A stirrer is placed in the space between the wall of the calorimeter and the bomb, so that water can be stirred, uniformly. The reaction is started by striking the substance through electrical heating.

A known amount of combustible substance is burnt in oxygen in the bomb. Heat evolved during the reaction is absorbed by the calorimeter as well as the water in which the bomb is immersed. The change in temperature is measured using a Beckman thermometer.
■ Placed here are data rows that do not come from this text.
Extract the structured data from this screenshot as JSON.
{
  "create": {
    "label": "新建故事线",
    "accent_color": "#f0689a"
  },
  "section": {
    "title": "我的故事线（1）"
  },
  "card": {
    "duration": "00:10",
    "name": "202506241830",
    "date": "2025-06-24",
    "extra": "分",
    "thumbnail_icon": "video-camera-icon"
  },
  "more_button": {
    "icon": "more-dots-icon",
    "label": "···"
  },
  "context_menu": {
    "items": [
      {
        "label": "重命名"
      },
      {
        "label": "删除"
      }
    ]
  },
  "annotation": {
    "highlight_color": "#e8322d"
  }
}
Since the bomb is sealed its volume does not change and hence the heat measurements is equal to the heat of combustion at a constant volume (ΔUc°).

The amount of heat produced in the reaction (ΔUc°) is equal to the sum of the heat abosrbed by the calorimeter and water.

Heat absorbed by the calorimeter
q1 = k.∆T

where k is a calorimeter constant equal to mcCc (mc is mass of the calorimeter and Cc is heat capacity of calorimeter)

Heat absorbed by the water
q2 = mwCwΔT
where mw is molar mass of water

Cw is molar heat capacity of water (75.29 J K-1 mol-1)

Therefore ΔUc = q1 + q2
= k.ΔT + mw Cw ΔT
= (k + mwCw) ΔT

Calorimeter constant can be determined by burning a known mass of standard sample (benzoic acid) for which the heat of combustion is known (- 3227 kJmol-1)

The enthalpy of combustion at constant pressure of the substance is calculated from the equation (7.17)

ΔHC°(Pressure) = ΔU°(Vol) + ΔngRT

Applications of Bomb Calorimeter:

  1. Bomb calorimeter is used to determine the amount of heat released in combustion reaction.
  2. It is used to determine the calorific value of food.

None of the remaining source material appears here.